The cool new thing now are static HTML pages as they run fast, don’t take many resources and are very portable. Except that we already have 298 different generators to choose from if we want to create them. Or, we could write static HTML if all we have is a few sites. But where’s the fun in that?

Fredrik Noren had a great article about this lately called On Generalisation and put it quite succinctly:

Generalization is, in fact, prediction. We look at some things we have and we predict that any current and following entities in that group will look and behave sufficiently similar in the future to what we have now. We predict that we can write something that will cater to all, or most, of its future needs. And that makes perfect sense, if you just disregard one simple fact of life: humans are awful at predicting the future!

So let’s stop trying to build for an assumed problematic future that probably will never come and instead be thankful for what we have right now.

Such amazing times we live in

If you play with the web these days and you leave your “everything is broken, I must fix it!” hat off, it is amazing how much fun you can have. The other day I wrote Makethumbnails.com – a quick app that allows you to drag and drop images into your browser and get a zip of thumbnails back. All without a server in between, all working offline and written on a plane without a web connection using only the developer tools built into the browser these days.

We have an amazing amount of new events, sensors and data to play with. For example, reading out the ambient light around a laptop is a simple event handler:

window.addEventListener('devicelight', function(e) {
  var lv = e.value;
  // lv is the light in lux
});

You can use this to switch from a dark on light to a light on dark display. Or you could detect a 0 and know that the end user is currently covering their camera with their hands and provide a very simple hand gesture interface that way.
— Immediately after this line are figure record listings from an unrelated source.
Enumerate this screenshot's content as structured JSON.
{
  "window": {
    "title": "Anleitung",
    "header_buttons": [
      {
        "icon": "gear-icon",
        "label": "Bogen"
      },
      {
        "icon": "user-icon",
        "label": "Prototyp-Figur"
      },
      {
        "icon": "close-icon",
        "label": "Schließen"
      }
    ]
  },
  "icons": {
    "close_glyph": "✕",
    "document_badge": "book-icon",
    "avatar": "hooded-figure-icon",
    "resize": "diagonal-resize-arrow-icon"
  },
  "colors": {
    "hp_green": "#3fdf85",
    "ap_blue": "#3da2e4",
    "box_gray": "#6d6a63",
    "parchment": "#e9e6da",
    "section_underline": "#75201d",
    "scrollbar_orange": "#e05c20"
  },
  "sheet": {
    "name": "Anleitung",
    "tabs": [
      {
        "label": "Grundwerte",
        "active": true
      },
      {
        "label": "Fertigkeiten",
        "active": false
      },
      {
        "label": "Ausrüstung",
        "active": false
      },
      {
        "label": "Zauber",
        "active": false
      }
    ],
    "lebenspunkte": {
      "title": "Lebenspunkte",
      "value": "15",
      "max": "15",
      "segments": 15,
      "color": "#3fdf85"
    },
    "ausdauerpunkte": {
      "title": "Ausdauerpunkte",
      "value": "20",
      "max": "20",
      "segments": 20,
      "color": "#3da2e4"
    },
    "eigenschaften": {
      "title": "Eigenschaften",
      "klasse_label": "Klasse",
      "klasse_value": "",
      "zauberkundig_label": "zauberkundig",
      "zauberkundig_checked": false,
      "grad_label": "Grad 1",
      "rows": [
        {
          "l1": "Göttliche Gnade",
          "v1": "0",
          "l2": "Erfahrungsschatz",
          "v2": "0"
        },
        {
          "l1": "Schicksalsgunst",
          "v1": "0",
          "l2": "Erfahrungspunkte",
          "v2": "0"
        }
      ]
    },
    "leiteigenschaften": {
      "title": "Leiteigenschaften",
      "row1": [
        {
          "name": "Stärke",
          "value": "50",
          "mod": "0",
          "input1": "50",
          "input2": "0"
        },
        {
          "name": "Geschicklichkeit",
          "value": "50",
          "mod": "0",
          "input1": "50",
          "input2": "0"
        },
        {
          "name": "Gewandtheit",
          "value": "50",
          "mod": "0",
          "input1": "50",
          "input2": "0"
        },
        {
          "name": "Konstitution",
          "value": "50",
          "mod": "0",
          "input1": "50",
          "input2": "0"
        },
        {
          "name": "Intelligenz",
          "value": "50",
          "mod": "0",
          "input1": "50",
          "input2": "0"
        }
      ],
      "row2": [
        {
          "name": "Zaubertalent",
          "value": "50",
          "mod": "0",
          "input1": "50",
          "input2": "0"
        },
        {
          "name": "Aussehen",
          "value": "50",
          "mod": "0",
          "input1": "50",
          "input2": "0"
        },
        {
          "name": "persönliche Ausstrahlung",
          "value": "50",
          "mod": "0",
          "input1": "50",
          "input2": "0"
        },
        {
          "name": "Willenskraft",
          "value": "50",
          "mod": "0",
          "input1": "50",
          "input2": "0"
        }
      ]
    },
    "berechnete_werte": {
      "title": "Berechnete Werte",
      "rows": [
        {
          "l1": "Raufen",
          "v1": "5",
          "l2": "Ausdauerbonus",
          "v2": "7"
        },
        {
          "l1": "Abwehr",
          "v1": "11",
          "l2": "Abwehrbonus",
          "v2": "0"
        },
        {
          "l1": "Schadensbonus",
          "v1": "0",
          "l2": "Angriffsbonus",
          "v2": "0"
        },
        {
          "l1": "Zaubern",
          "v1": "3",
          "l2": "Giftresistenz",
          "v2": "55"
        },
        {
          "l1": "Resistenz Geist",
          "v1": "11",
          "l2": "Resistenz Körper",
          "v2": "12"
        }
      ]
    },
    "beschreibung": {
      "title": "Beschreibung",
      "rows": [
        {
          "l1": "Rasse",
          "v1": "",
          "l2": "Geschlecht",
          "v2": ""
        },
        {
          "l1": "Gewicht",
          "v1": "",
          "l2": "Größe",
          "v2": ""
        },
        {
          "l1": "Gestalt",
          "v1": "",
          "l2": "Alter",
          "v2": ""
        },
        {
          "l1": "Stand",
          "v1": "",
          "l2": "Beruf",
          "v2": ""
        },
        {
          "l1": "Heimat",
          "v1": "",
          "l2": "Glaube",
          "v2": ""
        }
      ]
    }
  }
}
This sensor is always on and you don’t need to have the camera enabled. How cool is that?

Are there other sensors or features in devices you’d like to have? Please ask on the feedback form about Open Web Apps and you can be part of the next iteration of web interaction.
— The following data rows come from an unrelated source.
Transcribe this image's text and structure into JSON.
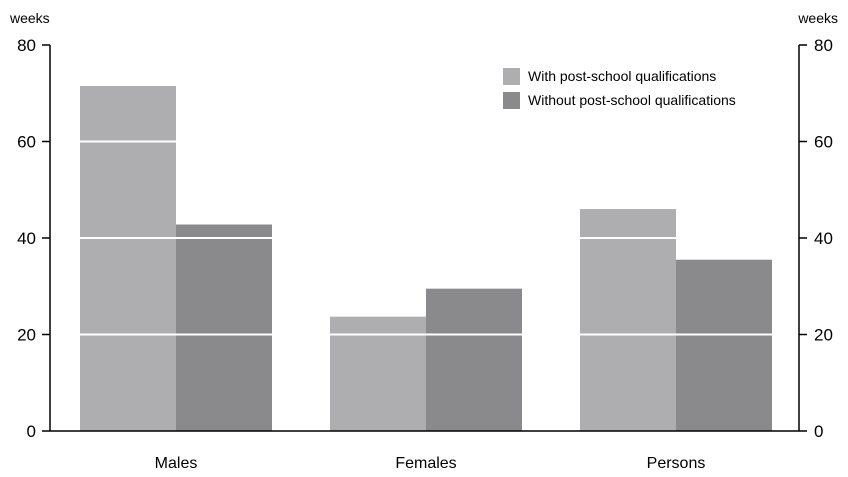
{
  "chart_data": {
    "type": "bar",
    "title": "",
    "xlabel": "",
    "ylabel": "weeks",
    "ylabel_right": "weeks",
    "categories": [
      "Males",
      "Females",
      "Persons"
    ],
    "series": [
      {
        "name": "With post-school qualifications",
        "values": [
          71.5,
          23.7,
          46.0
        ],
        "color": "#aeaeb0"
      },
      {
        "name": "Without post-school qualifications",
        "values": [
          42.8,
          29.5,
          35.5
        ],
        "color": "#8a8a8c"
      }
    ],
    "ylim": [
      0,
      80
    ],
    "yticks": [
      0,
      20,
      40,
      60,
      80
    ],
    "grid": "white lines inside bars",
    "legend_position": "top-right",
    "secondary_y_axis": true
  }
}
Developer tools across browsers moved on beyond the view-source functionality and all of them now offer timelines, step-by-step debugging, network information and even device or screen emulation and visual editors for colours and animations. Most also offer some sort of in-built editor and remote debugging of devices. If you miss something there, here is another channel to tell the makers about that.
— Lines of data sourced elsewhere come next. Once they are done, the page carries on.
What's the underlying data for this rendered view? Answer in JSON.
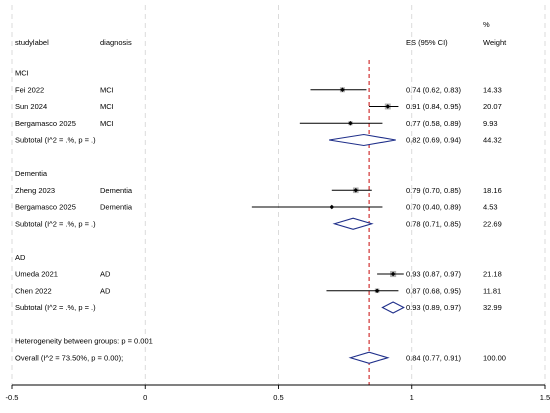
{
  "chart_data": {
    "type": "forest",
    "headers": {
      "study": "studylabel",
      "diagnosis": "diagnosis",
      "es": "ES (95% CI)",
      "weight_top": "%",
      "weight": "Weight"
    },
    "xaxis": {
      "min": -0.5,
      "max": 1.5,
      "ticks": [
        -0.5,
        0,
        0.5,
        1,
        1.5
      ],
      "tick_labels": [
        "-0.5",
        "0",
        "0.5",
        "1",
        "1.5"
      ]
    },
    "overall_line": 0.84,
    "rows": [
      {
        "kind": "group",
        "label": "MCI"
      },
      {
        "kind": "study",
        "label": "Fei 2022",
        "diagnosis": "MCI",
        "es": 0.74,
        "lo": 0.62,
        "hi": 0.83,
        "es_text": "0.74 (0.62, 0.83)",
        "weight": "14.33",
        "w": 14.33
      },
      {
        "kind": "study",
        "label": "Sun 2024",
        "diagnosis": "MCI",
        "es": 0.91,
        "lo": 0.84,
        "hi": 0.95,
        "es_text": "0.91 (0.84, 0.95)",
        "weight": "20.07",
        "w": 20.07
      },
      {
        "kind": "study",
        "label": "Bergamasco 2025",
        "diagnosis": "MCI",
        "es": 0.77,
        "lo": 0.58,
        "hi": 0.89,
        "es_text": "0.77 (0.58, 0.89)",
        "weight": "9.93",
        "w": 9.93
      },
      {
        "kind": "subtotal",
        "label": "Subtotal  (I^2 = .%, p = .)",
        "es": 0.82,
        "lo": 0.69,
        "hi": 0.94,
        "es_text": "0.82 (0.69, 0.94)",
        "weight": "44.32"
      },
      {
        "kind": "blank"
      },
      {
        "kind": "group",
        "label": "Dementia"
      },
      {
        "kind": "study",
        "label": "Zheng 2023",
        "diagnosis": "Dementia",
        "es": 0.79,
        "lo": 0.7,
        "hi": 0.85,
        "es_text": "0.79 (0.70, 0.85)",
        "weight": "18.16",
        "w": 18.16
      },
      {
        "kind": "study",
        "label": "Bergamasco 2025",
        "diagnosis": "Dementia",
        "es": 0.7,
        "lo": 0.4,
        "hi": 0.89,
        "es_text": "0.70 (0.40, 0.89)",
        "weight": "4.53",
        "w": 4.53
      },
      {
        "kind": "subtotal",
        "label": "Subtotal  (I^2 = .%, p = .)",
        "es": 0.78,
        "lo": 0.71,
        "hi": 0.85,
        "es_text": "0.78 (0.71, 0.85)",
        "weight": "22.69"
      },
      {
        "kind": "blank"
      },
      {
        "kind": "group",
        "label": "AD"
      },
      {
        "kind": "study",
        "label": "Umeda 2021",
        "diagnosis": "AD",
        "es": 0.93,
        "lo": 0.87,
        "hi": 0.97,
        "es_text": "0.93 (0.87, 0.97)",
        "weight": "21.18",
        "w": 21.18
      },
      {
        "kind": "study",
        "label": "Chen 2022",
        "diagnosis": "AD",
        "es": 0.87,
        "lo": 0.68,
        "hi": 0.95,
        "es_text": "0.87 (0.68, 0.95)",
        "weight": "11.81",
        "w": 11.81
      },
      {
        "kind": "subtotal",
        "label": "Subtotal  (I^2 = .%, p = .)",
        "es": 0.93,
        "lo": 0.89,
        "hi": 0.97,
        "es_text": "0.93 (0.89, 0.97)",
        "weight": "32.99"
      },
      {
        "kind": "blank"
      },
      {
        "kind": "note",
        "label": "Heterogeneity between groups: p = 0.001"
      },
      {
        "kind": "overall",
        "label": "Overall  (I^2 = 73.50%, p = 0.00);",
        "es": 0.84,
        "lo": 0.77,
        "hi": 0.91,
        "es_text": "0.84 (0.77, 0.91)",
        "weight": "100.00"
      }
    ],
    "colors": {
      "diamond": "#1f2f8a",
      "reference_line": "#cc1f1f",
      "weight_box": "#b3b3b3",
      "grid": "#d3d3d3",
      "text": "#000000"
    }
  }
}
It is a big, fragmented world out there

The next big boom of the web is not in the Western world and on laptops and desktops that are connected with massively fast lines. We live in a mobile world and the predictability of what device our end users will have is gone. Surveys in Android usage showed 18,796 different devices in use already and both Mozilla’s and Google’s reach into emerging markets with under $100 devices means the light-weight web is going to be a massive thing for all of us. This is why we need to re-think our ways.

First of all, offline first should be our mantra. There is no steady connection we can rely on. Alex Feyerke has a great talk about this.

Secondly, we need to ensure that our solutions run smoothly on very low end devices. For this, there are a few tricks and developer tools give us great insight into where we waste memory and framerate. Angelina Fabbro has a great talk about that.

In general, the web is and stays an amazingly useful resource now more than ever. Tools like Github, JSFiddle, JSBin, CodePen and many others allow us to build things together and be in constant communication. Together.js (built into JSFiddle as the ‘collaboration’ button) allows us to code together with a text or voice chat and seeing each other’s cursors. This is an incredible opportunity to make coding more human and help another whilst we develop instead of telling each other how we should develop.

Let’s use the web to work on things together. Don’t wait to build the perfect solution. Share it early, take on advice and pull requests and together we can build much better products.